大学が「アカデミズムの府」だとすれば、世の中の若者の50%が博士課程に行って、大学の研究者になる。そんな社会、成り立たないじゃないですか。目的としていちばん大きくなるのは「就職の府」になるだろうとボクは思っているんです。社会に出てもきちんと通用する人間になる、という勉強をしたらどうか、と。(pp.150-152)

というのも、いろいろと思うところがある。自分も大学で働き始めてから、毎年新しく学ぶことがあり、1年前の自分といまの自分を比べると、1年前はいかに物事を知らなかったか、と常に思っている。自分が第一著者で論文を書く機会は減ってしまったが、他の人といっしょに論文を書いて自分が赤を入れることで、逆に岡目八目でどのように書けばいいのかが分かるようになり、むしろ以前よりはるかに分かりやすい論文が書けるようになったという実感がある。あるいは、論文の査読が恒常的に回ってくるようになり、表に出ているよく書かれた論文だけではなく、箸にも棒にもかからない論文や、当落のボーダーの論文を目にするようになって、どこがポイントか見当がつくようになってきた、ということかもしれないが (もし後者だとすると、本質的に分かりやすい文章が書けるようになったということではなく、通るためのポイントが分かったというだけで、ちょっと微妙な感じだが……)。

前も書いたかもしれないが、大学院では (研究では、という意味かもしれないが) 恐らく「教える」という行為はなくて、たとえば論文を書くときも、工学分野では共著で書くことが多いのだが、第一著者なら第一著者なりの役割が、第二著者には第二著者の役割が、最終著者には最終著者なりの役割がそれぞれあり、各人がそれぞれの持ち場でベストを尽くす、ということで、(それぞれの役割の中での) 新人を鍛えていく、というような形で研究の進め方が伝承されていくのだと思う。

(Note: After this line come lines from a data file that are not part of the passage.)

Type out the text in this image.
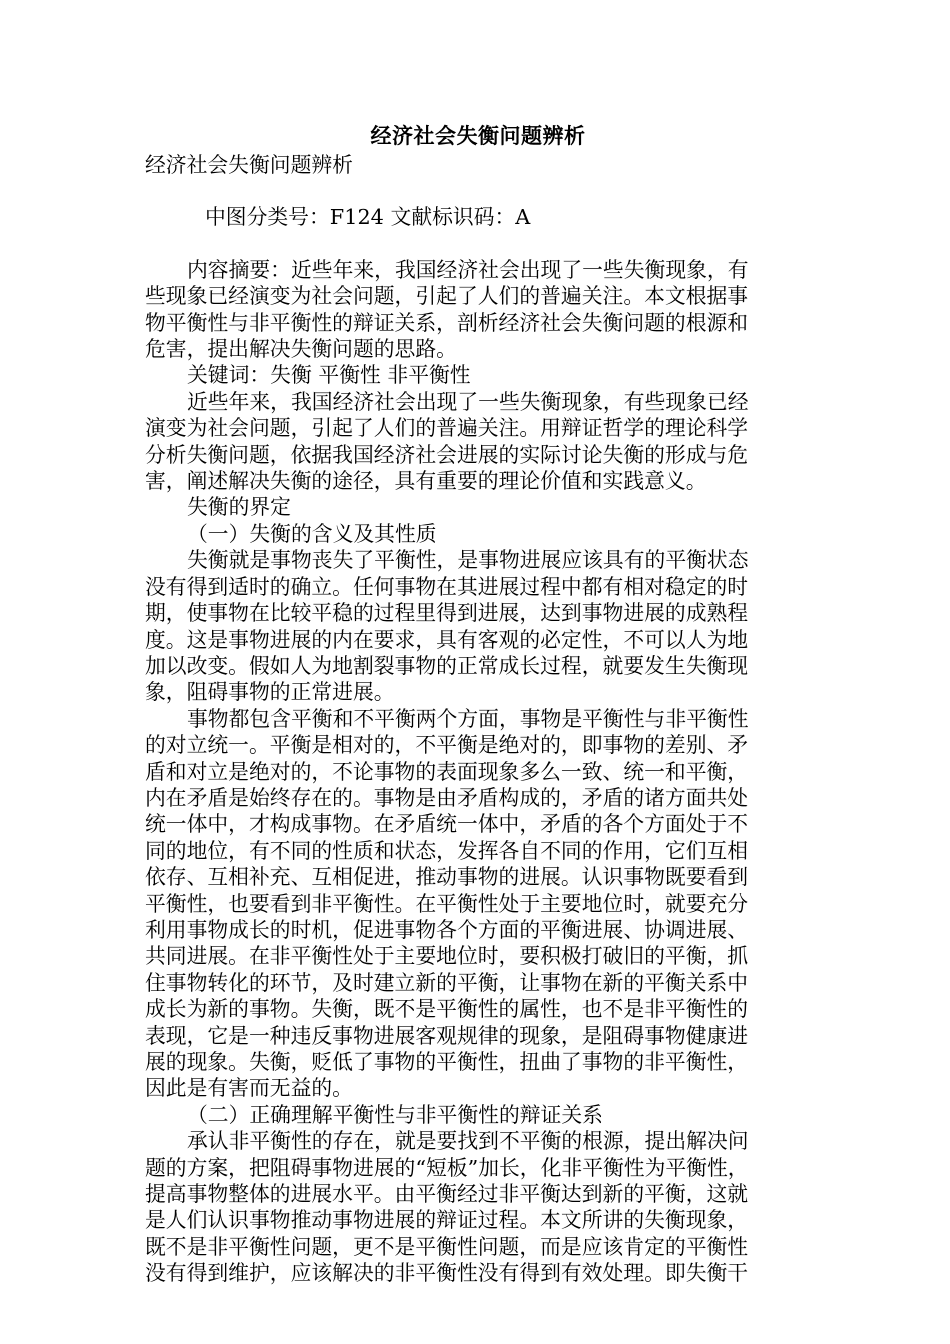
经济社会失衡问题辨析
经济社会失衡问题辨析
中图分类号：F124 文献标识码：A
内容摘要：近些年来，我国经济社会出现了一些失衡现象，有
些现象已经演变为社会问题，引起了人们的普遍关注。本文根据事
物平衡性与非平衡性的辩证关系，剖析经济社会失衡问题的根源和
危害，提出解决失衡问题的思路。
关键词：失衡 平衡性 非平衡性
近些年来，我国经济社会出现了一些失衡现象，有些现象已经
演变为社会问题，引起了人们的普遍关注。用辩证哲学的理论科学
分析失衡问题，依据我国经济社会进展的实际讨论失衡的形成与危
害，阐述解决失衡的途径，具有重要的理论价值和实践意义。
失衡的界定
（一）失衡的含义及其性质
失衡就是事物丧失了平衡性，是事物进展应该具有的平衡状态
没有得到适时的确立。任何事物在其进展过程中都有相对稳定的时
期，使事物在比较平稳的过程里得到进展，达到事物进展的成熟程
度。这是事物进展的内在要求，具有客观的必定性，不可以人为地
加以改变。假如人为地割裂事物的正常成长过程，就要发生失衡现
象，阻碍事物的正常进展。
事物都包含平衡和不平衡两个方面，事物是平衡性与非平衡性
的对立统一。平衡是相对的，不平衡是绝对的，即事物的差别、矛
盾和对立是绝对的，不论事物的表面现象多么一致、统一和平衡，
内在矛盾是始终存在的。事物是由矛盾构成的，矛盾的诸方面共处
统一体中，才构成事物。在矛盾统一体中，矛盾的各个方面处于不
同的地位，有不同的性质和状态，发挥各自不同的作用，它们互相
依存、互相补充、互相促进，推动事物的进展。认识事物既要看到
平衡性，也要看到非平衡性。在平衡性处于主要地位时，就要充分
利用事物成长的时机，促进事物各个方面的平衡进展、协调进展、
共同进展。在非平衡性处于主要地位时，要积极打破旧的平衡，抓
住事物转化的环节，及时建立新的平衡，让事物在新的平衡关系中
成长为新的事物。失衡，既不是平衡性的属性，也不是非平衡性的
表现，它是一种违反事物进展客观规律的现象，是阻碍事物健康进
展的现象。失衡，贬低了事物的平衡性，扭曲了事物的非平衡性，
因此是有害而无益的。
（二）正确理解平衡性与非平衡性的辩证关系
承认非平衡性的存在，就是要找到不平衡的根源，提出解决问
题的方案，把阻碍事物进展的“短板”加长，化非平衡性为平衡性，
提高事物整体的进展水平。由平衡经过非平衡达到新的平衡，这就
是人们认识事物推动事物进展的辩证过程。本文所讲的失衡现象，
既不是非平衡性问题，更不是平衡性问题，而是应该肯定的平衡性
没有得到维护，应该解决的非平衡性没有得到有效处理。即失衡干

学生は教員より知識が少ないかというとそんなことは全くなく、そのテーマの最新の研究は学生のほうが熱心に追いかけていて、はるかに詳しいということも往々にしてあるし、どちらかというと教員の役割というのは、研究をしたいという学生の補助輪のような感じで、1つの研究をスタートして一区切りつけるまで見届ける、そういうことなんじゃないかと思うのである。(自転車に乗ったことない子どもが、七転八倒しながらなんとか一人で自転車に乗れるようになるまで、側でアドバイスしたり、必要なら荷台を持って一緒に助走してあげたり、知らぬ間にこっそり手を離したりしつつ、いつかは自分の足でペダルを漕いでひとりで自転車に乗れるようになるまで、付き合ってあげる、というような感じだろうか)

教えるという仕事について、代ゼミ講師の富田一彦先生の「試験勉強という名の知的冒険」

試験勉強という名の知的冒険

試験勉強という名の知的冒険

も先日高田馬場で発見して購入して読んところ、予備校だと1年間で全てが決着しなければならないので、1年間で全く何も知らない前提から志望校に合格できるところまで持って行く、という話が書かれており、こういう仕事をずっと続けてらっしゃるのはすごいなと驚嘆するばかりである。講師の足を掬おうとする学生とのやり取りが何回か出てきて、「ああ、こういう人いるいる」と思ったり……。相手の言質を取って質問してくるのだが、自分が理解したいというのではなく、相手の間違いを指摘して攻撃したいという感じなので、なんだかやり取りを見ていても気分が悪いし、されているほうはしんどいと思うのだが、そういうやり取りも含めて楽しむ、という視点は新鮮であった。変に取り乱したり、高圧的になったりせず、大きく構えるのがいいのだろうな。